While every lesson plan and curriculum packet we develop counts in our growing body of work, we need to constantly adjust, re-invent, re-create each experience from school to school and classroom to classroom. In fact, this adaptability and our willingness to respond to the unique needs of the teachers and students in front of us is what makes teaching artists different from the "one-sized-fits-all" approach to education in the last decade. This presents a problem when we approach training from a "one-sized" viewpoint. As Americans, we tend to look for systemic solutions. The replaceable parts of the Industrial Revolution have found their way into many aspects of our culture.

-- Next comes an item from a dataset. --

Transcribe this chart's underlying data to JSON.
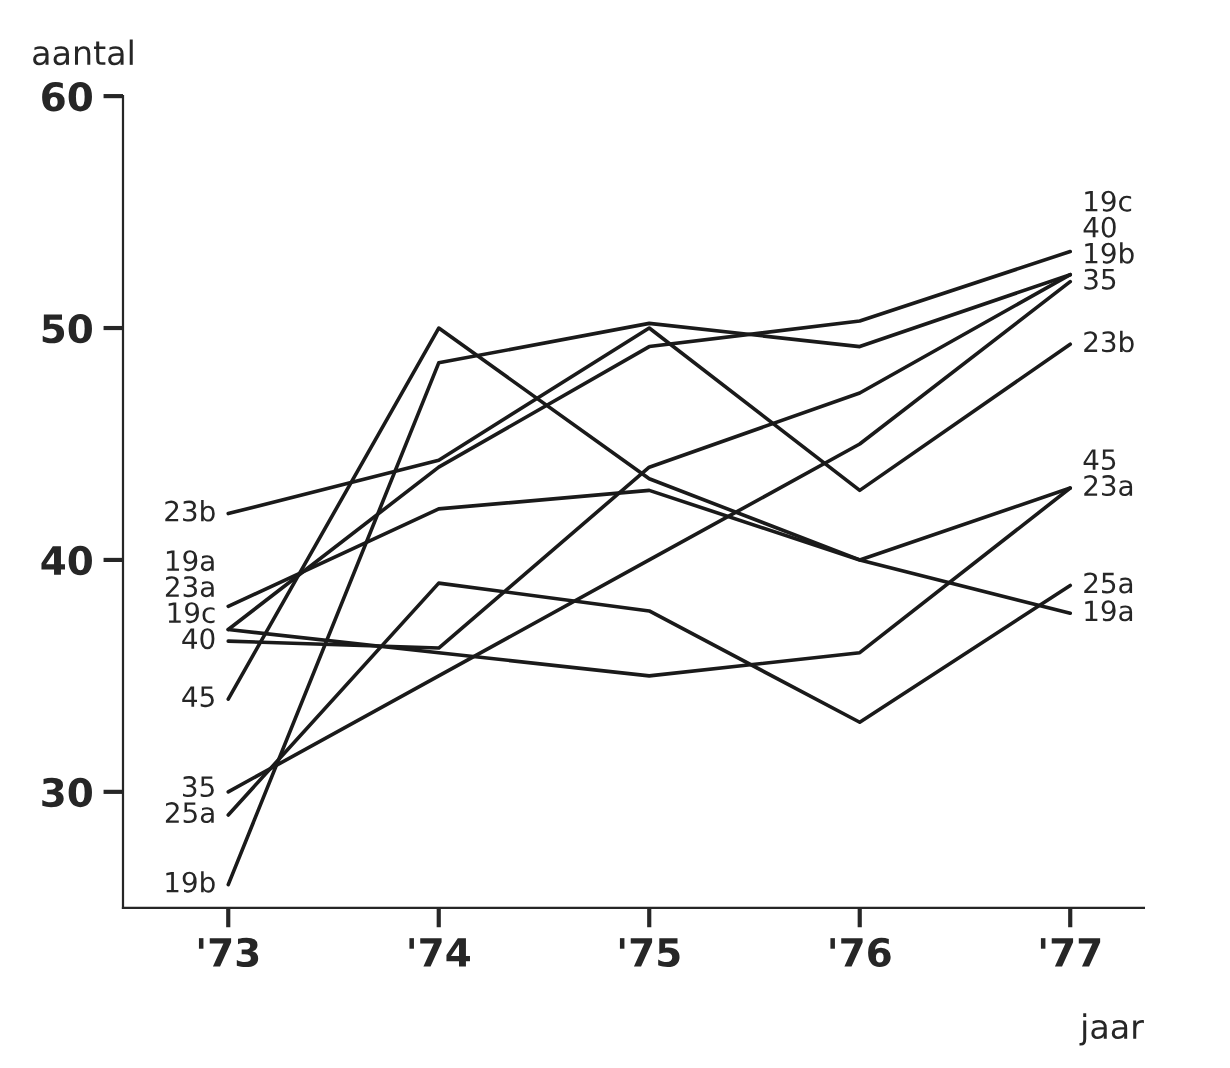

What about those chunks of the human experience that are not, and cannot be standardized?
The mentor/apprentice relationship continues to be a successful model for teaching artists. I have used this in my business for many years, and it continues to be effective. While we strive for a common educational language across schools, states, disciplines, and philosophies, we need to constantly renew our commitment to flexibility and critical thinking. We need to develop skills that allow us to take a well planned lesson and adapt it to the individual needs, goals, and resources of the individuals in our classrooms. This is done best, by observing master teaching artists, working side-by-side with them, and eventually flying solo. I find that the master/apprentice relation works between veteran and new teaching artists, but it also can work between veterans that want to learn something new. This approach encourages those of us who have been in the field for a long time, to refresh our skills and our imaginations by sharing our effective tools with other teaching aritsts.
I encourage teaching artists to work with their cultural organizations to develop and support mentor/apprentice relationships. If a cultural organization is not available, start informal groups of regional teaching artists that can work on convenient schedules and workable deadlines.
I believe that there is a place for sequential training of training artists, but it cannot replace this powerful experience of the mentor and the apprentice.